A top White House official said the “Buffett rule” requiring higher taxes for US millionaires would restore confidence in the fairness of the country’s tax code, a key element of any effort to put the US on a credible fiscal path.
In an interview with the Financial Times on Monday, Jack Lew, White House budget director, rejected Republican claims that the “Buffett rule” amounted to class warfare, which would endanger the country’s troubled economy by stifling job creation.
“[Barack Obama] is not singling them out but they ought to be part of the solution,” Mr Lew said, referring to the wealthiest Americans. “This is about asking everyone to pay their fair share and to make their fair contribution and to say that the only group that ought not to be part of that are the most fortunate is not appropriate.”
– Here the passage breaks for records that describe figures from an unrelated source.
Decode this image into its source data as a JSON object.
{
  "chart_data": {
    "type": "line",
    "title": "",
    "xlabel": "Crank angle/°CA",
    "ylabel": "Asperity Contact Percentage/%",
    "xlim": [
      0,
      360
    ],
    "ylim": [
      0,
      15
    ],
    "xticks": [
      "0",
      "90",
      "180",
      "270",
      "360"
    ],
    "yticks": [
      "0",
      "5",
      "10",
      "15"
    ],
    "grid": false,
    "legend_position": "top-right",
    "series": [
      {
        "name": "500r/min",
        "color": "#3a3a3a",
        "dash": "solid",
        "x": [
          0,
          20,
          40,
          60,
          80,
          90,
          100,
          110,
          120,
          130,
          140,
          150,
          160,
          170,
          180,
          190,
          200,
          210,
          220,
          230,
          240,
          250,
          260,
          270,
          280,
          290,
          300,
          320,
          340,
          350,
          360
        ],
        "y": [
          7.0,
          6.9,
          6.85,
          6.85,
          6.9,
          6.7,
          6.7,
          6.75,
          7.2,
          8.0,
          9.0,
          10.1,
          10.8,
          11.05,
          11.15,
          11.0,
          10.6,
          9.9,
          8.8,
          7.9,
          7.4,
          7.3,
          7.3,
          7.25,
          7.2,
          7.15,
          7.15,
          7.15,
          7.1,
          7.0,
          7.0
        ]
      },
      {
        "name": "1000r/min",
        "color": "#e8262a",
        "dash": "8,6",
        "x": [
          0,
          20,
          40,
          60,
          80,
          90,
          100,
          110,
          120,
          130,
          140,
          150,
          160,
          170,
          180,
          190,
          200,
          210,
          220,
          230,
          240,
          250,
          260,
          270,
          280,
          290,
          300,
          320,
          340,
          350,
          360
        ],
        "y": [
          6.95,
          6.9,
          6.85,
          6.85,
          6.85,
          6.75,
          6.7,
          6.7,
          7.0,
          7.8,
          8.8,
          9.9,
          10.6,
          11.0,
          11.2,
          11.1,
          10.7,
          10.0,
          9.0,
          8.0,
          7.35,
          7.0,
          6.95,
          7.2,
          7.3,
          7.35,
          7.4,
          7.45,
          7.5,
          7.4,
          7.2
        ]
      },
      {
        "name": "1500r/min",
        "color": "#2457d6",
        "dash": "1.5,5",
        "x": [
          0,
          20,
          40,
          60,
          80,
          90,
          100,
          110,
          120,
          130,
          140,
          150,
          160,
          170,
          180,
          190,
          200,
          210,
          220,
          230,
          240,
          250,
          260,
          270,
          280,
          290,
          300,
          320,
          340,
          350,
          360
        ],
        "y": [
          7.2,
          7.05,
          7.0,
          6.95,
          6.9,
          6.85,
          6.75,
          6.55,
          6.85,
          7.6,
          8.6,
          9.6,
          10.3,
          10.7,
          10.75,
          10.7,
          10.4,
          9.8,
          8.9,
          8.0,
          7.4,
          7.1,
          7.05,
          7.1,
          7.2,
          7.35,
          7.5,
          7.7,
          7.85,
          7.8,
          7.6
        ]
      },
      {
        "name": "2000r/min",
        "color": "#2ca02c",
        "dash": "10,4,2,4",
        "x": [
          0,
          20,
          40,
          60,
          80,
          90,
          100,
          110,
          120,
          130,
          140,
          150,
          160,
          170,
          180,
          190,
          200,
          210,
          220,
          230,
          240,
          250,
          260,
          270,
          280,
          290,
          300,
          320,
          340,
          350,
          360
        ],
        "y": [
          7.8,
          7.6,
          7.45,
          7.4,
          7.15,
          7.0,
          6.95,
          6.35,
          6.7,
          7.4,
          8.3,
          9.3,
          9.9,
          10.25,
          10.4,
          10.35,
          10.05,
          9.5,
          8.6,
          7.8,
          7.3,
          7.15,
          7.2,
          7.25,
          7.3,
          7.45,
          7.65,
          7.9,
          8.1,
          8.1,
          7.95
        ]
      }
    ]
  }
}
The White House is proposing that one of the “principles” of any tax reform effort – along with lowering rates and cutting exemptions, and raising revenue for the government – is that millionaires should not be allowed to pay lower taxes than middle-class Americans. The details on how to implement the rule – named after Mr Buffett, the billionaire investor who has called for the wealthy to pay higher taxes – were not spelled out by the administration but instead left for Congress to iron out.
“On one hand, it’s a very simple idea. On the other hand, it’s the kind of thing that will greatly enhance confidence in the fairness of the tax code,” Mr Lew said.
The fairness of the US tax code has come under fire in recent months, with Democrats pushing for a more progressive system that would help tackle growing income disparity in the US. But Republicans argue that the richest Americans are already taxed sufficiently, and cite statistics showing that many low-income citizens do not pay any income taxes at all. They also claim that raising taxes on the rich would hurt disproportionately one of the driving forces of economic growth.
Despite concerns that the political gap on fiscal policy remains huge, Mr Lew said the White House’s aim in releasing the plan was to catalyse action towards more ambitious deficit reduction and tax reform in the “supercommittee” – a panel of 12 lawmakers from both parties that has to find at least $1,200bn in savings from future US budgets by late November.
“[The president] expanded the debate, he didn’t narrow it,” said Mr Lew. “Our goal was to put ideas out there to make it not just easier but to drive the supercommittee towards a harder goal, and we hope it has that effect.”
Mr Lew insisted that the cuts proposed by Mr Obama – including reductions in farm subsidies, federal pensions and some healthcare spending – were not modest. “What he laid out on the spending side is in any normal environment very hard stuff – it’s not easy policy,” Mr Lew said, adding that investors in US government debt should take note. “What it shows is that if you’re willing to do some difficult things, there is a very credible path to getting our fiscal house in order.”